Her zamanki nezaketinden ödün vermeyerek teşekkür ettiğinde elimdeki diğer çikolatayı da onun önüne bırakarak ayağa kalktım. Tolga ise içindeki çocuklara eşlik edercesine sırıtıyordu.

Onunla ilgili bir diğer tuhaflıksa herkesle anlaşabiliyor olmasına rağmen hiç arkadaşının olmayışıydı. Bir bakıma benim konuşan versiyonumdu aslında. Bu yüzden hiçbir zaman onunla çikolatamı paylaşmaktan rahatsız olmuyordum. Ara sıra bana takılır ve mühürlenmiş gibi tepkisiz duran mimiklerime canlılık katmak isterdi, içimde gülmeye dair biraz istek olsaydı her defasında amacına ulaşırdı ama...

Eşyalarımı çantama tıkıştırdıktan hemen sonra onu sırıtan bir yüzle masada bırakarak yanından ayrıldım.

Kütüphane okul bahçesinin en kuytu köşesine yapılmış iki katlı ahşap bir binaydı ve özellikle bu yıl zamanımın çoğunu burada geçiriyordum.

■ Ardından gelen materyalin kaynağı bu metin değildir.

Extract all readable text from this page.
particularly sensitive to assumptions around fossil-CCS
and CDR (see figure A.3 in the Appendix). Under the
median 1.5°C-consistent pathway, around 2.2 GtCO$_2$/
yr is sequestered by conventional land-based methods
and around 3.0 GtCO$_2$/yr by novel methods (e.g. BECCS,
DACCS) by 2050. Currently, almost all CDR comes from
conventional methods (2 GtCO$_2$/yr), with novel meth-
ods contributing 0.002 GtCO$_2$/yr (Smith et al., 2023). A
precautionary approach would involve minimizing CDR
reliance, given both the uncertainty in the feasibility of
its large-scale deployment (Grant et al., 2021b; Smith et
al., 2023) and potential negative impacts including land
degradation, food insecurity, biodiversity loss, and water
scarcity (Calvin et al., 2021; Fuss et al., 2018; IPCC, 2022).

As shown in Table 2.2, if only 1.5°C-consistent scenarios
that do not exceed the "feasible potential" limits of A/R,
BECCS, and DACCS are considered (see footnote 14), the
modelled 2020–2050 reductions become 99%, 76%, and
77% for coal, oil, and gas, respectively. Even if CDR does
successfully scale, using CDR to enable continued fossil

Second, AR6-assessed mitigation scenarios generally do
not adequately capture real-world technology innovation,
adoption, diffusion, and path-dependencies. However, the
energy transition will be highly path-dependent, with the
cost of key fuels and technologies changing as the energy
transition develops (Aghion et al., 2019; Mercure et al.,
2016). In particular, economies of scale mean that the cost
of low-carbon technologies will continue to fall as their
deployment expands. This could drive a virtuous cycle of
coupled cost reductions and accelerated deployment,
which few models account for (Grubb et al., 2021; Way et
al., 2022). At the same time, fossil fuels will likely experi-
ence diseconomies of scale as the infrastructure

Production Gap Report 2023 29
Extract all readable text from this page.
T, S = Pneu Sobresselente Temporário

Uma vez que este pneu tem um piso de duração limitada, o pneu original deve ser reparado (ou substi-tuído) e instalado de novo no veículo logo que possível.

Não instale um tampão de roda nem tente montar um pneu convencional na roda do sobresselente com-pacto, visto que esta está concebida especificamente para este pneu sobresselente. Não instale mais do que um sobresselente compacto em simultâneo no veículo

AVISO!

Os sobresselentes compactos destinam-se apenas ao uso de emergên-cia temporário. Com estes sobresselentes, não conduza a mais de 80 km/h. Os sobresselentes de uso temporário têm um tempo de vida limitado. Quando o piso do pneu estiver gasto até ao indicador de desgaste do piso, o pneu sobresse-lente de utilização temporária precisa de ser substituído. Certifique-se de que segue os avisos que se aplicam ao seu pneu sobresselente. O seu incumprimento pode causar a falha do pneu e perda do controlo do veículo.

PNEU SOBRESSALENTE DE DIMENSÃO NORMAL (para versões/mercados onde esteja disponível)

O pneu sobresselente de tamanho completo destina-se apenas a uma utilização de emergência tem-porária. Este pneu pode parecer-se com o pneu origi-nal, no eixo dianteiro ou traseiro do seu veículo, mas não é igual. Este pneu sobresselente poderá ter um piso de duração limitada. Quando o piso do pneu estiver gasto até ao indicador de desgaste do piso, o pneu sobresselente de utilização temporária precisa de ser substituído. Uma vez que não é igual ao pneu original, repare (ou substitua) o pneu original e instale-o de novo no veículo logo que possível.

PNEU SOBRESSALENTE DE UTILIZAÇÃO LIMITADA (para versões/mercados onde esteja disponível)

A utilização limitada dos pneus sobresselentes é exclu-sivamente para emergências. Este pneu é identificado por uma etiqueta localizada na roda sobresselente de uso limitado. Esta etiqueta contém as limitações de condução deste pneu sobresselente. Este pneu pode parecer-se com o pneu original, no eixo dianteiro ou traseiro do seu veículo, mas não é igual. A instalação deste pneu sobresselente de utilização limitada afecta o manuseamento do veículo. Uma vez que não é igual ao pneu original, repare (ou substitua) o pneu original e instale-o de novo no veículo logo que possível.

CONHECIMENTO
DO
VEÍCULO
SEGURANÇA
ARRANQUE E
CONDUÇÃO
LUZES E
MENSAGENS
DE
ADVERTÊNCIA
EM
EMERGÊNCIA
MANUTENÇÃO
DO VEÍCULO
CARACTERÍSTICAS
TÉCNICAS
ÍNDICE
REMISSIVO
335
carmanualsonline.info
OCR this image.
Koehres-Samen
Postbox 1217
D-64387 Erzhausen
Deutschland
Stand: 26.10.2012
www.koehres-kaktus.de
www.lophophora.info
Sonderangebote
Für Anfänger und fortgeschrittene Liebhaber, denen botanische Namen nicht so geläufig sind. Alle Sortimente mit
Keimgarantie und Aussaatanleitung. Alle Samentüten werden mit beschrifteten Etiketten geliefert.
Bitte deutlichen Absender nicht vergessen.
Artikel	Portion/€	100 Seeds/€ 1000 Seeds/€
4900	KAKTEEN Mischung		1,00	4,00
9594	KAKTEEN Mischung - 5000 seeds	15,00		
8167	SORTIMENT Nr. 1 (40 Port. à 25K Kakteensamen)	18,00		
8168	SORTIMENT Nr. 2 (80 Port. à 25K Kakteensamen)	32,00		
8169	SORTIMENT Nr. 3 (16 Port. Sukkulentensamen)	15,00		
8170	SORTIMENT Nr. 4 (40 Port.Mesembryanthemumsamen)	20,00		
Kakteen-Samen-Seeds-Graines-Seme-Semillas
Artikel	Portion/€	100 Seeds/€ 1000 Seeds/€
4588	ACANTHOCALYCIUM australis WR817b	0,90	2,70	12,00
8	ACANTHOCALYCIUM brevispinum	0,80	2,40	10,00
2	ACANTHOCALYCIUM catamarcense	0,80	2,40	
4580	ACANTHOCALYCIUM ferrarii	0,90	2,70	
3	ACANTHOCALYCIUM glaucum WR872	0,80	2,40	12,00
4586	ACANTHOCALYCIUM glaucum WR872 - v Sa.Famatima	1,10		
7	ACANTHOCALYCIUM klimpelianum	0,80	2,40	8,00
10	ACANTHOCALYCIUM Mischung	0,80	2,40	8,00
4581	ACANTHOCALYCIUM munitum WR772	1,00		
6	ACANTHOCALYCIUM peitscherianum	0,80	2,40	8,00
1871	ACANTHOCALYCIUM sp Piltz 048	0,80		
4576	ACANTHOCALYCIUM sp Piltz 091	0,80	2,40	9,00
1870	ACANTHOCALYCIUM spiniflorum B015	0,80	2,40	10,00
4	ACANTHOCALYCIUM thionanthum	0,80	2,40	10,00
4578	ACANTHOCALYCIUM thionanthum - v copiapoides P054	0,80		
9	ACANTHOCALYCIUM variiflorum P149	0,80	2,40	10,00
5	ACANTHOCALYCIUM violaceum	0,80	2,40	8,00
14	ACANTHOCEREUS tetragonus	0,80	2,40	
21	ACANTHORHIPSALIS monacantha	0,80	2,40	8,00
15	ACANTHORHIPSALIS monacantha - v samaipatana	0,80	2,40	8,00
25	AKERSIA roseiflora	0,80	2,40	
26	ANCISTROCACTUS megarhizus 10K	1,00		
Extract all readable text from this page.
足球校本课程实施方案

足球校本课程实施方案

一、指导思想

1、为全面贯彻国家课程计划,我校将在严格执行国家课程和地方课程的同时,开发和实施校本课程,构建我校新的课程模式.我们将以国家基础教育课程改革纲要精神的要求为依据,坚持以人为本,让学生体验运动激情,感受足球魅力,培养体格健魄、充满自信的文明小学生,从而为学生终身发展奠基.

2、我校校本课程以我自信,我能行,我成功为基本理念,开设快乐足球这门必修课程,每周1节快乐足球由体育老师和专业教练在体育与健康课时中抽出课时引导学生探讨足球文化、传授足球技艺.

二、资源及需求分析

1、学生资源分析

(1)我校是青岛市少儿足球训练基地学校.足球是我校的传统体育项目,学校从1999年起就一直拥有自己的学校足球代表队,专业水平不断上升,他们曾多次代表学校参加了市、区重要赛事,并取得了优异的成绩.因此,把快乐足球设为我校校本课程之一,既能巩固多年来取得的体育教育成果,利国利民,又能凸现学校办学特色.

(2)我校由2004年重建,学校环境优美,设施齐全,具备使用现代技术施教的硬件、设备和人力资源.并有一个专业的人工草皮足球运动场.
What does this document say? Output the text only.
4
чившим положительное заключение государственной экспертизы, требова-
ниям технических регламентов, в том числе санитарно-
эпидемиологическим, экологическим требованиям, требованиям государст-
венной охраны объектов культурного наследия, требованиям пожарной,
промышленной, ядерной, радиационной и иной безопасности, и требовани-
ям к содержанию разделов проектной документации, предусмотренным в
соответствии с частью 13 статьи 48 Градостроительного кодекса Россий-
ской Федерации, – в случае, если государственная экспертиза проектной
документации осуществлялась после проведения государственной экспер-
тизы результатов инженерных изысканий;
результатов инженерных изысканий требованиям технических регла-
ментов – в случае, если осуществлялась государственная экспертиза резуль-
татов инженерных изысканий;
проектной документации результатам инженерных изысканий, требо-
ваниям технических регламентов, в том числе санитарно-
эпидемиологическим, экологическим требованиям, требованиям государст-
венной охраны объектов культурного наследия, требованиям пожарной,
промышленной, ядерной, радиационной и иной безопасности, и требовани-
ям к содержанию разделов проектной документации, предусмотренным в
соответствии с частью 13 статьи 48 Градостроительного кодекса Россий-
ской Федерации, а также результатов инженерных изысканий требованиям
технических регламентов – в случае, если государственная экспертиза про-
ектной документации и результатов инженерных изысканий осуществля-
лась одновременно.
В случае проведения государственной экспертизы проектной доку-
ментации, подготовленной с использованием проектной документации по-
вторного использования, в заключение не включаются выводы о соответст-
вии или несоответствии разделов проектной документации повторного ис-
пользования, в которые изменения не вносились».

Hem test çözmek için ideal bir yer olduğundan hem de bilirsiniz ortam hep sessiz olurdu ve sadece kütüphanelerde konuşmamam kimsenin gözüne batmıyordu.

Merdivenleri teker teker inip sınıfların olduğu binaya doğru yöneldiğimde aniden karşıma çıkan uzun saçlı kız yüzünden olduğum yerde durmak zorunda kaldım. Her zamanki samimiyetsiz gülüşü yüzündeydi ve kan toplanmaya başlamış gözlerine bakılırsa o bugün test kitaplarını benim gibi görmezden gelmemişti.

"Selay! Biraz konuşabilir miyiz?"

Elbette, istersen sana şarkı bile söyleyebilirim (!)

"Yani şey.. Bir şey sormalıyım sana."

Gözlerini kaçırarak lafı çevirdiğinde devam etmesi ve bir an önce ne derdi varsa dökülmesi adına sabırla beklemeye koyuldum.

Nazlı hayatımda gördüğüm en uzun saçlara sahip kızdı ve hayatımdaki yeri sadece bununla sınırlıydı. Tabi ona sorarsanız benim en yakın arkadaşımdı.